Cesspool of psychological filth & the redemptive hope of education 3/28/24

I start my post today by comparing my achingly beautiful surroundings in our awesome Florida jungle with the ache of ugliness I perceive in this world  
 
It is drippingly humid. The birds are so happy and the sounds are muffled by the pervasive dampness. You can smell the plants and soil as a spring morning melts into a blazing summer day.
 
This the next season already here?
 
Sam left for Israel yesterday morning and landed while it was deep night here. He had a job to do when he first got off the plane. Back in Florida he was asked by a friend of ours who we met at a recent “Run for their lives” march, commemorating the more than 100 hostages (including many American citizens!!) who are still being held by the evil hamas, to drop something off for one of her sons.
 
Jacob is in the IDF and needed ammo magazines, something he could order but which are prohibitively expensive to have shipped to Israel. Sam met Jacob’s older brother Tim, who gave him an even weirder thank you gift in exchange: a bullet Jacob had recently used to kill a hamas terrorist in Gaza. Macabre isn’t it?

 

Don’t know how quite how to respond to the bullet exchange but I can tell you how mad it makes me that hamas has forced our beautiful young people to have these awful experiences.
 
It is like living in in world of that is tainted. The tainted touches and creates its invisible psychological filth. It is like being engulfed in a world of “traif” (non-kosher).
 
These young people have had to harden their hearts to do the tasks that are necessary for personal survival as well as the survival of Israel. It is just paradoxical to be forced into this situation. I “pray” for the spirit of each soldier who has to fight off this unbelievable malevolent enemy. It is an unbelievable burden that each soldier faces.
 
This whole experience may be helping me to finally start understanding what is prayer.  
 
Speaking of hostages, if you are not familiar with Jewish liturgy, the phrase “(G-d) Who frees the captives” is repeated several times a day during our prayer cycle.
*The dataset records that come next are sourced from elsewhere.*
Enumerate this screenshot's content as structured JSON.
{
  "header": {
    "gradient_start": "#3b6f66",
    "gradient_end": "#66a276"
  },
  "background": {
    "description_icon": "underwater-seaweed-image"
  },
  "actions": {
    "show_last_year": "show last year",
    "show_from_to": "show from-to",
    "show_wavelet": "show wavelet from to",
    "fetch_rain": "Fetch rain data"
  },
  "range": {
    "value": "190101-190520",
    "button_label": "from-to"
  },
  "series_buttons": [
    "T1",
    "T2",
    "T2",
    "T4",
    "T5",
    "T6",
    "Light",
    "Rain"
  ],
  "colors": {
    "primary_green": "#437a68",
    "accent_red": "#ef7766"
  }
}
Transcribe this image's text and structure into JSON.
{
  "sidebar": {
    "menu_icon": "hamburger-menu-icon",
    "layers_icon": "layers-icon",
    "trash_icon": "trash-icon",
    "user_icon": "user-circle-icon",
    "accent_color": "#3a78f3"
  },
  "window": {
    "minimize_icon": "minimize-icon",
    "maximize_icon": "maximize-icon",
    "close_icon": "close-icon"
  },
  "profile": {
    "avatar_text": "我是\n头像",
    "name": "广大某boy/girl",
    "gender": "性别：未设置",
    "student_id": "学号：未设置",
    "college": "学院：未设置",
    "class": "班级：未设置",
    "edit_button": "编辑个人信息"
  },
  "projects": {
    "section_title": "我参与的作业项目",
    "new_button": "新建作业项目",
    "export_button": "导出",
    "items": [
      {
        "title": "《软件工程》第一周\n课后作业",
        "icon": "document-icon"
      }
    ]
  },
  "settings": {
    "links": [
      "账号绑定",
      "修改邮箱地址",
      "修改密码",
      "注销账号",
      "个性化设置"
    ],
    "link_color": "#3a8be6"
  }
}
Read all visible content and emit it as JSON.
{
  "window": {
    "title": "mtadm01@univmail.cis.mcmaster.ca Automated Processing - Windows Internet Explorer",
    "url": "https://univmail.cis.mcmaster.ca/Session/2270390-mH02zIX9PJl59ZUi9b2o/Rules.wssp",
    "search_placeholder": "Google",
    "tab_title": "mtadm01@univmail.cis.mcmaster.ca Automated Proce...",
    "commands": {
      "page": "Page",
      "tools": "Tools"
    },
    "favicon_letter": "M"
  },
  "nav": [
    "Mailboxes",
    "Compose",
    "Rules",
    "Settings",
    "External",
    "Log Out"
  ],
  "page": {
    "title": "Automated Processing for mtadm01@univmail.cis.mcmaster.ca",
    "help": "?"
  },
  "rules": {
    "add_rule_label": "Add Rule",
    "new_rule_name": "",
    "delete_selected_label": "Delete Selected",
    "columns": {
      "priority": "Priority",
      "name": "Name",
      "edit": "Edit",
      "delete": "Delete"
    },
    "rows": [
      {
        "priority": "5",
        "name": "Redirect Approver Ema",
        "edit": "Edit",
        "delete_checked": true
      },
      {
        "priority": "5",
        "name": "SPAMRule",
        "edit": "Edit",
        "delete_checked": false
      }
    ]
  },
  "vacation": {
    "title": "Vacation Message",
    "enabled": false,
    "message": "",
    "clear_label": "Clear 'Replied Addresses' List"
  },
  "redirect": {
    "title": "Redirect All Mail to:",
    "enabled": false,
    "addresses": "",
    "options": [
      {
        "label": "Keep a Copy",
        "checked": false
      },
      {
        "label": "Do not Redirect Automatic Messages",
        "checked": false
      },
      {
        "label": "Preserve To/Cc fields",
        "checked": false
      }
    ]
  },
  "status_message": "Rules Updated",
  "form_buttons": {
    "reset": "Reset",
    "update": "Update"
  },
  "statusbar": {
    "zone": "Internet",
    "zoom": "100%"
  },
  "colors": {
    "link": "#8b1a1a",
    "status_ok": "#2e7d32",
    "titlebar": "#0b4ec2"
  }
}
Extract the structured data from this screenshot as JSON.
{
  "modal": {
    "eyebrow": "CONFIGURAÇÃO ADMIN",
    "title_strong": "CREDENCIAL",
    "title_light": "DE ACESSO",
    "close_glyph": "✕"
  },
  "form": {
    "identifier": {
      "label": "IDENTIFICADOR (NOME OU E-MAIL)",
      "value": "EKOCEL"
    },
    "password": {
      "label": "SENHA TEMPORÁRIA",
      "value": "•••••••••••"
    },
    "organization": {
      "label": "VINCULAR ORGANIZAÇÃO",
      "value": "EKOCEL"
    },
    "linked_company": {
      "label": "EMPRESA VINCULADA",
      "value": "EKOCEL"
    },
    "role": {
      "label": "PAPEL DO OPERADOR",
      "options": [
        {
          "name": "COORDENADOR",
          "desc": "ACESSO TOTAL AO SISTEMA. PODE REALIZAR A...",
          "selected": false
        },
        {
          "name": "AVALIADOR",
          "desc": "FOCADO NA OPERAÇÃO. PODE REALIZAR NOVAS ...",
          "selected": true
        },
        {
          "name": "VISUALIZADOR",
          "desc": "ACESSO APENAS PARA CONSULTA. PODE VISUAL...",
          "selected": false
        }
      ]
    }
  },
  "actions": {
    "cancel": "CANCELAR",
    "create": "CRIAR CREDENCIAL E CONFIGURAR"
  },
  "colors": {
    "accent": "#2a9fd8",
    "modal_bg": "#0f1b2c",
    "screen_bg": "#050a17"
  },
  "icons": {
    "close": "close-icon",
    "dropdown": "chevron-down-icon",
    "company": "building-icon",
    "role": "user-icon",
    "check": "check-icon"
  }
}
These words mean something!
 
My first response when I hear about the experiences of the IDF soldiers is to hope for/pray for the souls/spirits. I hope for them that it is still possible for them to come through this time emotionally intact. What an incredible almost impossible burden they bear.
 
Yesterday at the Holocaust museum my group of high school students from Williston was a cavalcade of diversity. When we looked at the display of the ill fated journey of the St Louis and pondered how it could have felt I asked the group who had family that fought in the revolutionary war and whose family came to this country at other times. One hand was raised for the rev. war and everyone one else was from diverse heritages ( many Spanish speaking regions), Afro Americans, Asians.
 
I encouraged them to each ask their families about their “ origin” stories of coming to America. I encouraged them to learn these stories because through that understanding I believe we can be better neighbors with the others and others become humanized and not a threat.  But that is a separate thread. 
 
At the end of the tour the  kids in my group wanted to write personal messages/prayers to place in the wall that is set up to resemble The Kotel. To my amazement these kids at the end of a long day hunkered down to write their messages. One boy was trying to translate his message from Spanish into English and was feeling frustrated. I noticed his difficulty and encouraged him to write in Spanish. This is a place where the messages transcend constraints of language. He got so happy. His face lit up. He then completed his message, carefully selected the crevice in the sandstone wall to place his prayer and then went outside the meditation room to beckon his fellow classmates to come in and write their own,
 
“Come on man, write your message.” 
 
Moments like this give me hope that education and communication can nurture.
 
One of the teachers shared that someone questioned her about why was she motivated to take the students in this trip asking, “why go there if you are not Jewish?”
 
Wisely the always educator explained, how can we know anything if we do not learn about people other than ourselves? How can we stop hatred if we do not learn?
 
It is a huge challenge and yet I was surrounded by teens and their teachers who bravely want to ask the hard questions and to learn.